ID1 TEXT PK, -- the unique ID of tester 1
ID2 TEXT PK, -- the unique ID of tester 2
ishidden INTEGER PK, -- 0 if segments are available, 1 if segment details are hidden
pctshared REAL, -- the percent shared dna
cMtotal REAL -- the calculated or supplied centiMorgan value
nsegs INTEGER -- the number of shared segments
hasSegs INTEGER -- boolean: 1 if we have stored matching segment data; 0 otherwise
lastUpdated TEXT -- value auto-updated by trigger when any part of record is updated - used to decide on saving
largestSeg REAL -- the size in cM of the largest shared segment between these two testers.
predictedRelOld TEXT -- the original "predicted relationship" 23 and me suggests between these two
predictedRel TEXT -- the "predicted relationship" 23 and me suggests (algorithm updated early 2025 and slowly rolled out).
ibdsegs, ibdsegsFull
Data for one shared segment of DNA between two testers. There is one record for each segment reported by 23andMe . 23andMe reports "any" and "full-match" segments separately where I use "any" to mean at least half-IBD match. Where a particular segment is reported as a "full-IBD" match, such as between siblings, there will also be a separate entry in the "any" category that covers the same range as the full segment (and is often larger). There is no plan to use the full-ibd information, but at least keeping track of them separately can avoid conflicts in primary keys and will reduce redundant information in GDAT.
ID1 and ID2 are always saved in alphabetical order to make later search easier.
ID1 TEXT PK, -- the unique ID of tester 1
ID2 TEXT PK, -- the unique ID of tester 2
chromosome INTEGER, -- chromosome number, or 23 for X
start INTEGER, -- the MBase address of the start of the shared segment region
end INTEGER, -- the MBase address of the end of the shared segment region
cM REAL -- the calculated or supplied centiMorgan value
snps INTEGER -- the number of SNPs in this shared segment
ICWsets
A set of 3-way in-common matches. There is no real distinction between id2 and id3, so they are inserted in alphabetical order to make later search easier (sometimes).
to be decided: how to handle if more than one is a profile person? at the moment two separate entries should exist for p1-p2-rel and p2-p1-rel
IDprofile TEXT, -- the ID of the profile person
ID2 TEXT, -- the ID of the first relative
ID3 TEXT, -- the ID of the 3rd tester
chromosome INTEGER -- one of the following: a chromosome on which the 3-way overlap (quasi-triangulation) occurs
-- 0 - there is known to be no overlap
-- -1 - we don't know (from the days we could see DNA segs),
-- -2 - at least one tester has hidden dna
start INTEGER, -- the MBase address of the start of the mutual overlap region (or zero)
end INTEGER -- the MBase address of the end of the mutual overlap region (or zero)
This table records all the 3-way ICW values reported by 23 and Me, and whether there is actually any overlapping match for all 3 testers. We have to allow for the possibility of multiple records for one set of 3 people, especially when two may be closely related. Consequently, we leave ROWID as the primary key and impose no uniqueness constraints (otherwise it would have to be p1, id2, id3, chromosome, start)

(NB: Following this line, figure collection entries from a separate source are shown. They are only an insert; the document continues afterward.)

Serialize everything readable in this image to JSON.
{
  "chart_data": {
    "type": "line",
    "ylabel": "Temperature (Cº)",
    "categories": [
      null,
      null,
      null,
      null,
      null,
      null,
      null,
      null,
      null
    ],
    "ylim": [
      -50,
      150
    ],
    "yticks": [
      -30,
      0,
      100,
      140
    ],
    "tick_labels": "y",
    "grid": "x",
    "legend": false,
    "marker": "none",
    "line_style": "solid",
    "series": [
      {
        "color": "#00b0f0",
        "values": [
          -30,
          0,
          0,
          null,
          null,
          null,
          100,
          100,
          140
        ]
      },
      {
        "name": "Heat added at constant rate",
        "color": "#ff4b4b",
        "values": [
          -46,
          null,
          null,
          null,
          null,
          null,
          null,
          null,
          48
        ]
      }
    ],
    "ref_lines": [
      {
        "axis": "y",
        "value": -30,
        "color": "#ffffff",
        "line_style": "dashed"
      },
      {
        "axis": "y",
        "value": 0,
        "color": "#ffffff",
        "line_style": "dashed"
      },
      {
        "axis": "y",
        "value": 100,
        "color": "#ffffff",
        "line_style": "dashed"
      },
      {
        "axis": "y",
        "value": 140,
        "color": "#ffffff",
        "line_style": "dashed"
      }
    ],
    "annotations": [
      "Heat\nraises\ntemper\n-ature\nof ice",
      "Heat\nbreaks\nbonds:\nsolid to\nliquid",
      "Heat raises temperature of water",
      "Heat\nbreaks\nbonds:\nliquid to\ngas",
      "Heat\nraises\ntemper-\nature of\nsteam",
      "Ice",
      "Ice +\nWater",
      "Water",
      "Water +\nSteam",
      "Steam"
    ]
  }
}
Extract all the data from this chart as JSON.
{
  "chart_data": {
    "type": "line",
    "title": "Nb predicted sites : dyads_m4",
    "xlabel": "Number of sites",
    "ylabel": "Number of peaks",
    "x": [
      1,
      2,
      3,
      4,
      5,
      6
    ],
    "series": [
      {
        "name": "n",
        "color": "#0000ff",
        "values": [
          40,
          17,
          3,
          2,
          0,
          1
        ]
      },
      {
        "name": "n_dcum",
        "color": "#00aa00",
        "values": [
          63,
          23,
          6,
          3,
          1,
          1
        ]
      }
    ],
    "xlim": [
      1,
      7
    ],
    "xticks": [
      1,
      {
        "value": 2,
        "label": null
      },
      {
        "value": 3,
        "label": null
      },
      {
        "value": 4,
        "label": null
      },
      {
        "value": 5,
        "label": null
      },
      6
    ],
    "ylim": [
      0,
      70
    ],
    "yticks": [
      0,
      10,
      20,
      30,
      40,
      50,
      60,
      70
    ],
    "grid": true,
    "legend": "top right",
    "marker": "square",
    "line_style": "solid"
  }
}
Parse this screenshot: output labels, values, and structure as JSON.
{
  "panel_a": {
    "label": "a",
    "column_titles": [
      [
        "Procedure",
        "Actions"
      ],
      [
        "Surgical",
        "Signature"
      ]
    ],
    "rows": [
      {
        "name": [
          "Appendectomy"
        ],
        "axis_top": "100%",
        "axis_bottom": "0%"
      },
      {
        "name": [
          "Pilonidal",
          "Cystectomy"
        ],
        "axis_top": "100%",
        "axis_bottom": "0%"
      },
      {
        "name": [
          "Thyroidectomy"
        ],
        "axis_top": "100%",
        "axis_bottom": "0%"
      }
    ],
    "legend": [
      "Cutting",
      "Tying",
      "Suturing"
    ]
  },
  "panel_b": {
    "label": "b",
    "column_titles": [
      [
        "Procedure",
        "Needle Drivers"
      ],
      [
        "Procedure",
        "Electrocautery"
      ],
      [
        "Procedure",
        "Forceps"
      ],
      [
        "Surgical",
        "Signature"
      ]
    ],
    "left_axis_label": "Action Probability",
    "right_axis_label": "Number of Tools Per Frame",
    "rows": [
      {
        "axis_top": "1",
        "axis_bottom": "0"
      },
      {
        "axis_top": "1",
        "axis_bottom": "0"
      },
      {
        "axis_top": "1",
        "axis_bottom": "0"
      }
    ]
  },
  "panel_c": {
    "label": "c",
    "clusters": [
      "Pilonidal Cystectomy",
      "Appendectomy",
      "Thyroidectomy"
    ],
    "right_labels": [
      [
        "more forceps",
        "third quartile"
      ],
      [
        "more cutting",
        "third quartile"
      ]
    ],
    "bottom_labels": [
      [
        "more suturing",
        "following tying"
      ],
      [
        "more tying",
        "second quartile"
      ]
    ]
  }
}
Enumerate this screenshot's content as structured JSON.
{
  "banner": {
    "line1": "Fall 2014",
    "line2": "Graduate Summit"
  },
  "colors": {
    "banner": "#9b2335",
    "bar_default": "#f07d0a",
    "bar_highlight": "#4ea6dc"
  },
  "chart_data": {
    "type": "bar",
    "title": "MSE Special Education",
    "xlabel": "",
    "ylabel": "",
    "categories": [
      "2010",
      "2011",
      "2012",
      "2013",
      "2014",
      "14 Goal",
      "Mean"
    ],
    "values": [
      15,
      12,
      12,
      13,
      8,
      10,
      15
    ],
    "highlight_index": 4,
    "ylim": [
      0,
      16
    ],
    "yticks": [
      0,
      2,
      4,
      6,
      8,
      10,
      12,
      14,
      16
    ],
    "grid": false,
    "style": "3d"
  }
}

Now that all DNA is hidden, I don't think the distinction between chromosome -2 and -1 is clear-cut.
ICWSegXref
ICWset_row INTEGER -- a ROWID value in the ICWsets table
segment_row INTEGER -- a ROWID value in the ibdsegs table
This is a cross-reference table identifying all matching segment pairs in a 3-way ICW
settings
A copy of the settings normally kept in local storage.
DBversion
just a version number in case we ever need to modify the schema.